What sort of books inspired you as a child?
I was raised in the 1950s and 1960s in the small agricultural town of Holtville, California, bounded by fields, desert and the Mexican border. I read everything I could. From Reader’s Digest condensed books to Tom Sawyer and Old Yeller, and then in my preteens, Das Kapital, war histories and novels. I enjoyed poetry and Zane Grey’s stories of the Old West. My favourite reading by far, though, was astronomy, palaeontology and mythology, beginning from the time I was about nine.
Which books spurred you to become an anthropologist and to work in the Amazonian jungle?

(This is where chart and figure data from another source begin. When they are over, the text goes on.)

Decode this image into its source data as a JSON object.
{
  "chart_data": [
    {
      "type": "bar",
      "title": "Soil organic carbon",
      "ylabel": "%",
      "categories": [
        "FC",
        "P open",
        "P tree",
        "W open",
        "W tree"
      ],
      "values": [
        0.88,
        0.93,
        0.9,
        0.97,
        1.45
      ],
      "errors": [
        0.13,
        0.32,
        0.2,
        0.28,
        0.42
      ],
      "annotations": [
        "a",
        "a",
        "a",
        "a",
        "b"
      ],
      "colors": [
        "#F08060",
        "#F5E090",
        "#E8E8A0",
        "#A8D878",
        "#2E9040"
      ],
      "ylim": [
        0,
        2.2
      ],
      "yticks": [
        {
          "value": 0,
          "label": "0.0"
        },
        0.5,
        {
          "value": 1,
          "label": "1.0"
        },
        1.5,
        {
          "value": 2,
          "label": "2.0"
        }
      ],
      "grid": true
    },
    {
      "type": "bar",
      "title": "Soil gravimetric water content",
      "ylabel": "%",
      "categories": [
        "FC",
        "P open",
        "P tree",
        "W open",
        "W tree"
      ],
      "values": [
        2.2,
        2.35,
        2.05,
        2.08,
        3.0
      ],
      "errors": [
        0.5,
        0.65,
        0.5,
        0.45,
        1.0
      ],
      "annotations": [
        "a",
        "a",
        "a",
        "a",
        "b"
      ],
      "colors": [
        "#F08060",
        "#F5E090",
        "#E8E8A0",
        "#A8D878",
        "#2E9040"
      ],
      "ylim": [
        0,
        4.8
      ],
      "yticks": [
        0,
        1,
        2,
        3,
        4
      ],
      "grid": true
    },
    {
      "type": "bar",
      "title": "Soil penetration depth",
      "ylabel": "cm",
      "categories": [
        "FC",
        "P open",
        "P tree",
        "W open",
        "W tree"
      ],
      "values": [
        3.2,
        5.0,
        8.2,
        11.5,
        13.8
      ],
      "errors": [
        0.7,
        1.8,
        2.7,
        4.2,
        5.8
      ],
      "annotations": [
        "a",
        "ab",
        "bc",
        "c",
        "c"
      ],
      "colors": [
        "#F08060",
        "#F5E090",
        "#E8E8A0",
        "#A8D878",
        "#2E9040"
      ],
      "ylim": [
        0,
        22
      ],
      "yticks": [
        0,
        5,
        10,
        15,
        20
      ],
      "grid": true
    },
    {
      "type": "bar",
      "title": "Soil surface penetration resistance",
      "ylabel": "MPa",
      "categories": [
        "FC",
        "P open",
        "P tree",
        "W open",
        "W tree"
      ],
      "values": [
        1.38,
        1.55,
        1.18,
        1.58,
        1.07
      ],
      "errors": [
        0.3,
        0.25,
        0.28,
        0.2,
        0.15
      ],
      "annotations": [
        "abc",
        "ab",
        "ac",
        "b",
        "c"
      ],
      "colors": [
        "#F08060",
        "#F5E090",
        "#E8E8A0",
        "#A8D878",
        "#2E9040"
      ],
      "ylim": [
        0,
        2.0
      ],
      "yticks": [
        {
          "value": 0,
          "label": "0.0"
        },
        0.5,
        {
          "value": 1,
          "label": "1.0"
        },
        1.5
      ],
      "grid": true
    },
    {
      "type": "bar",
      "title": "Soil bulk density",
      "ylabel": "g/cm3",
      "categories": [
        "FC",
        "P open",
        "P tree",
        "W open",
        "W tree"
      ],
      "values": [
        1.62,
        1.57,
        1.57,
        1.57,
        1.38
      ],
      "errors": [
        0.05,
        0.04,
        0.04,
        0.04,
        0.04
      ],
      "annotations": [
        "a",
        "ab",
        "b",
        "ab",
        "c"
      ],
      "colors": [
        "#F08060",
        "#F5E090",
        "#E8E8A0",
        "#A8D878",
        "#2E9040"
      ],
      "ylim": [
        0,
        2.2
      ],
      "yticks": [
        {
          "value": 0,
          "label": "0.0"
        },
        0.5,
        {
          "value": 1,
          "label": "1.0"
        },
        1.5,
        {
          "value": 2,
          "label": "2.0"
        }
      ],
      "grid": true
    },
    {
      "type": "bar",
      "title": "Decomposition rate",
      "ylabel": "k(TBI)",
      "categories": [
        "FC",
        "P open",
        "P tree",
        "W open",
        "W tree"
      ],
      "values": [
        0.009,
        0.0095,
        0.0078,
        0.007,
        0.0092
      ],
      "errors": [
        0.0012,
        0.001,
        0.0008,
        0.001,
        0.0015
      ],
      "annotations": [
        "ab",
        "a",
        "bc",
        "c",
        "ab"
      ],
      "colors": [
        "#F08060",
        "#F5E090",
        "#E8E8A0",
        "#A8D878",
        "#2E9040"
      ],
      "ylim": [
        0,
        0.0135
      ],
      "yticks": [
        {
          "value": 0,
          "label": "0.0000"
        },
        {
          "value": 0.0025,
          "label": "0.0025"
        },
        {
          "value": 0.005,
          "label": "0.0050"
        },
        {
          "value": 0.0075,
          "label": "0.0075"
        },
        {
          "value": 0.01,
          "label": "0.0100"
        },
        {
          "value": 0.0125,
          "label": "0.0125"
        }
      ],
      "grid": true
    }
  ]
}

The books that most inspired me were all missionary stories. My favourite ones, which still inspire even though I have long since abandoned faith in the supernatural, were Shadow of the Almighty: The Life and Testament of Jim Elliot, by Elisabeth Elliot (his wife); Through Gates of Splendor (again by Elisabeth Elliot); and Jungle Pilot: The Life and Witness of Nate Saint, by Russell Hitt. These three books were about the missionaries who tried to contact the Auca/Waorani people of Ecuador but were all killed in a terrible misunderstanding (which spurred me to read even more anthropology). I found it inspiring that people could be willing to give up all the advantages of civilisation to live and die in obscurity for the benefit of others – my then view of what missionary life was all about. I began this reading when I was 10 years old, after telling my mother that I wanted to be a missionary.
Your new book explores ‘how languages began’. Which books led to your desire to disentangle the mysteries of language?
I had the transformational experience of meeting Kenneth L. Pike, one of the greatest thinkers about language of the 20th century. His massive book with an unfortunate title, Language in Relation to a Unified Theory of the Structure of Human Behavior, was fascinating from cover to cover. Then I discovered something even more influential in my life: the writings of Noam Chomsky. His work seemed like the most intelligent, sensible theory of how language worked that I could imagine. I now disagree strongly with just about everything that Chomsky has written about language. But there is no question that his work deeply influenced me and improved my thinking.
Which accessible accounts of human evolution and particularly language would you recommend?
I recommend E. O. Wilson, Richard Dawkins and Steven Pinker (although since Pinker primarily promotes Chomsky’s views, I disagree with most of what he writes). All of their work directed at a general audience is riveting, well-written and insightful.
What is the last book you gave as a gift, and to whom?
For my wife, I just purchased the wonderful book by Alexandra Horowitz, Inside of a Dog: What Dogs See, Smell, and Know.
What books do you have on your desk waiting to be read?
For pleasure, I am just beginning The Apprentice: My Life in the Kitchen, by Jacques Pépin. Probably because I am so involved in low-calorie consumption, I enjoy books on food.
Daniel Everett is dean of arts and sciences at Bentley University in Massachusetts and the author of How Languages Began: The Story of Humanity’s Greatest Invention (Profile Books).